Granola is not something I usually make, especially not honey thyme granola. But I have Daphne Oz’s The Happy Cook from the library this week (see the other recipe I tried from her cookbook here), and this was a recipe that seemed within my comfort zone. Around the time the scent of vanilla started to drift through the house, I knew I wouldn’t have anything to regret. I did adapt it to suit what was in my pantry. Luckily, this granola can be made with whatever you have on hand; the ingredients list is more like guidelines.
My final note on this recipe is that, while I liked the excuse to use some fresh thyme from my garden, I feel like it didn’t add much to the recipe. So I increased the amount of vanilla in the honey thyme granola from 1 teaspoon to 1 tablespoon. Feel free to play with the amount of vanilla; it’s hard to go wrong!
3 cups rolled oats
1/2 cup sunflower seeds
2 cups mixed chopped nuts: walnuts, cashews, almonds, hazelnuts, pecans, or pistachios
1/2 cup extra virgin olive oil
1/4 cup fresh thyme leaves
1/2 cup honey
1 tablespoon pure vanilla extract
1 teaspoon kosher salt
salt to taste
First, heat oven to 300°F. Line a rimmed baking pan with parchment paper or a silicone baking sheet.

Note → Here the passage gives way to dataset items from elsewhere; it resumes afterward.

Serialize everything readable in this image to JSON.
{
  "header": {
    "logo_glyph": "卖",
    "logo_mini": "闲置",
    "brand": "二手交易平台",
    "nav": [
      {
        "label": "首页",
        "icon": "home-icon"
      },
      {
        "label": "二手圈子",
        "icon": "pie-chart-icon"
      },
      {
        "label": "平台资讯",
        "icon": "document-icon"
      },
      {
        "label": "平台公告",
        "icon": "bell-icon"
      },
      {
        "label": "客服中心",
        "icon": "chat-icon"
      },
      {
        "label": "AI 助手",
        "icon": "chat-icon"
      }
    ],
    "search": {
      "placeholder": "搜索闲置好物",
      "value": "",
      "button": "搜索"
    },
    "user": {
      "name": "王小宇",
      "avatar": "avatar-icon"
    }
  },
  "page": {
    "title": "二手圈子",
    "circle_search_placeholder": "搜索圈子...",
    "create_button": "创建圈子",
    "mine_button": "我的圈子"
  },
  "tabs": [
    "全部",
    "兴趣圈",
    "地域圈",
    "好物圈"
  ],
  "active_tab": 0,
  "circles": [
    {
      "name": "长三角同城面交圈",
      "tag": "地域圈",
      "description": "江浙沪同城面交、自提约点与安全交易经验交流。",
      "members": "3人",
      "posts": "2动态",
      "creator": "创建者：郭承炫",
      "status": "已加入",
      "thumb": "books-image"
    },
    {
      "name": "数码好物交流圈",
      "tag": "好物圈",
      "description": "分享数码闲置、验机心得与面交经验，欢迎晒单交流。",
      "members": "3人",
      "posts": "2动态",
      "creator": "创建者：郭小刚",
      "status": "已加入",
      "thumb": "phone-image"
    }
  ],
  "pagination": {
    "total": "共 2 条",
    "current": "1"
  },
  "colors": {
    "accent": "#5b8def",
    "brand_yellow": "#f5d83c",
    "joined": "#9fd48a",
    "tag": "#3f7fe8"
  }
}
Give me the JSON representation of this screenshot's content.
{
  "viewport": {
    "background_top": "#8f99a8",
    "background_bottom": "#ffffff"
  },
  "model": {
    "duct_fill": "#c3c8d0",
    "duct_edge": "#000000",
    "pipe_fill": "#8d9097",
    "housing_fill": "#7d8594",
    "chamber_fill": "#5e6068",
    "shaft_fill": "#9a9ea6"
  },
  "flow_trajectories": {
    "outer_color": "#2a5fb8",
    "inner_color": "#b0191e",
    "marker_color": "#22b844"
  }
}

Mix oats, sunflower seeds, and nuts in a large bowl. Set aside.
Combine olive oil and thyme in a small saucepan. Cook this mix over medium-high heat, swirling often, until thyme is fragrant, about 3 to 4 minutes. (The thyme may spit a little, which is fine.) Remove from heat and let the thyme oil cool and infuse for at least 10 minutes.
Mix honey, vanilla extract, and kosher salt into the thyme oil. Pour over the oat mixture and stir until covered. Turn out onto the prepared baking sheet, spreading granola fairly evenly.
Bake, stirring every 10 minutes, until crisp and golden brown, about 50 to 55 minutes. Finally, sprinkle on a few pinches of salt and let cool completely before packing into airtight containers. (I used a Mason jar, but Tupperware is fine.)
This honey thyme granola keeps for weeks, stored in a cool, dry spot. Enjoy with yogurt or honey!